Howard Hughes était aussi un rebelle. Quand on regarde votre carrière, vous avez souvent choisi d'interpréter des personnages qui se révoltent. Est-ce un choix délibéré?

J'ai même joué Rimbaud, le rebelle absolu! Non, c'est inconscient. Chacun de nous gravite naturellement vers des rôles particuliers. C'est quand on regarde en arrière que l'on voit qu'il y a une certaine cohérence.

Vous avez connu le succès très jeune. Qu'est-ce qui, dès votre premier film, Blessures secrètes, avec Robert De Niro, et ensuite Gilbert Grape, qui vous a valu une citation pour un oscar, vous a fait choisir des films sérieux plutôt que des films pour adolescents?

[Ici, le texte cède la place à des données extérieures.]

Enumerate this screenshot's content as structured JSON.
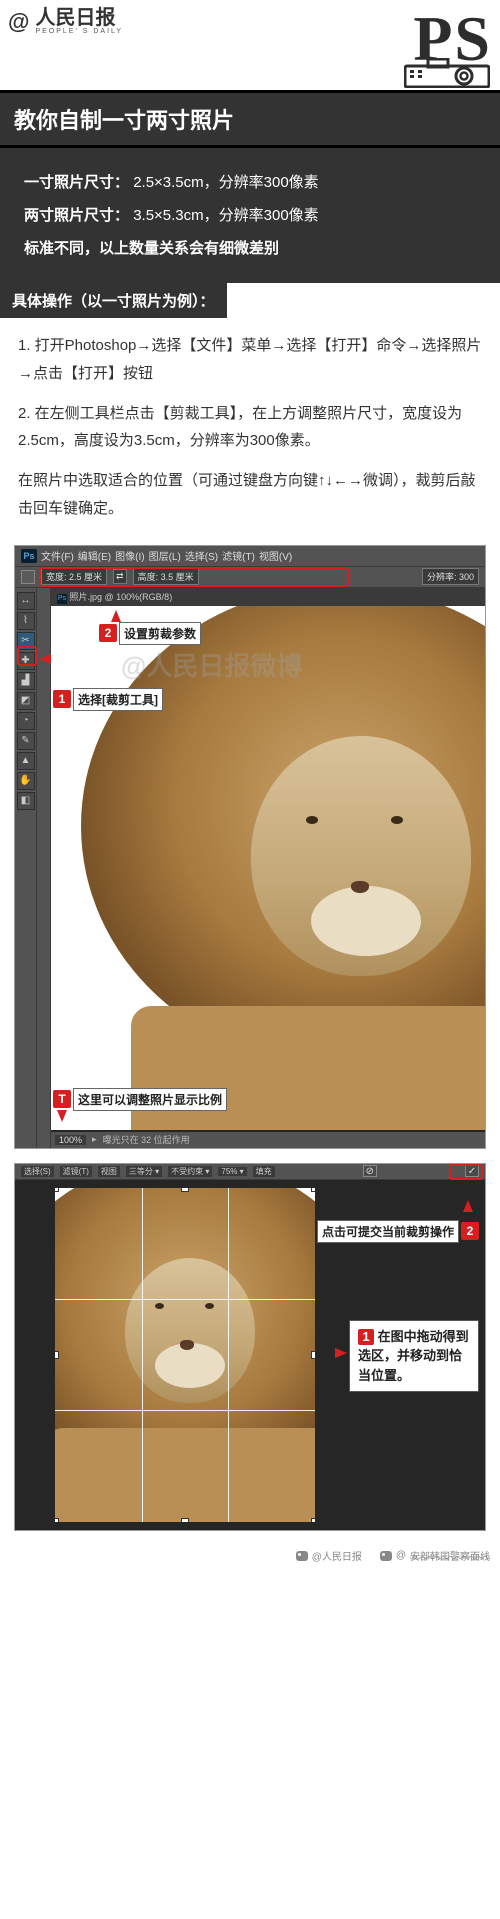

J'ai toujours su que je serais acteur. C'était une certitude. Quand on m'a proposé de jouer dans Blessures secrètes, je savais déjà que pour avoir de la longévité, pour durer dans ce métier, il fallait prendre ce travail au sérieux et choisir des rôles qui vous poussent. A 17 ans, on m'a proposé deux films: l'un s'intitulait Hocus Pocus; l'autre, Gilbert Grape. Ma famille n'était pas riche et le fait que l'on me propose un rôle était quelque chose d'incroyable. A 17 ans, j'ai donc dû choisir entre un film «pop corn» et Gilbert Grape. Pour moi, ce fut un tournant. Pour tourner Hocus Pocus, on m'offrait plus d'argent que je n'en avais jamais rêvé. Il fallait que je donne une réponse tout de suite, alors que je devais attendre encore un mois pour savoir si je serais choisi pour Gilbert Grape. Quand on a 17 ans et que l'on vous propose tant d'argent pour travailler comme acteur, il n'est pas facile de le laisser filer. A ce moment-là, je me suis dit: je veux être plus exigeant avec moi-même. L'ironie, c'est que, quatre ans plus tard, je me suis retrouvé dans le plus grand succès de l'histoire du cinéma, Titanic, et qu'à partir de là la perception que les gens avaient de moi a complètement changé!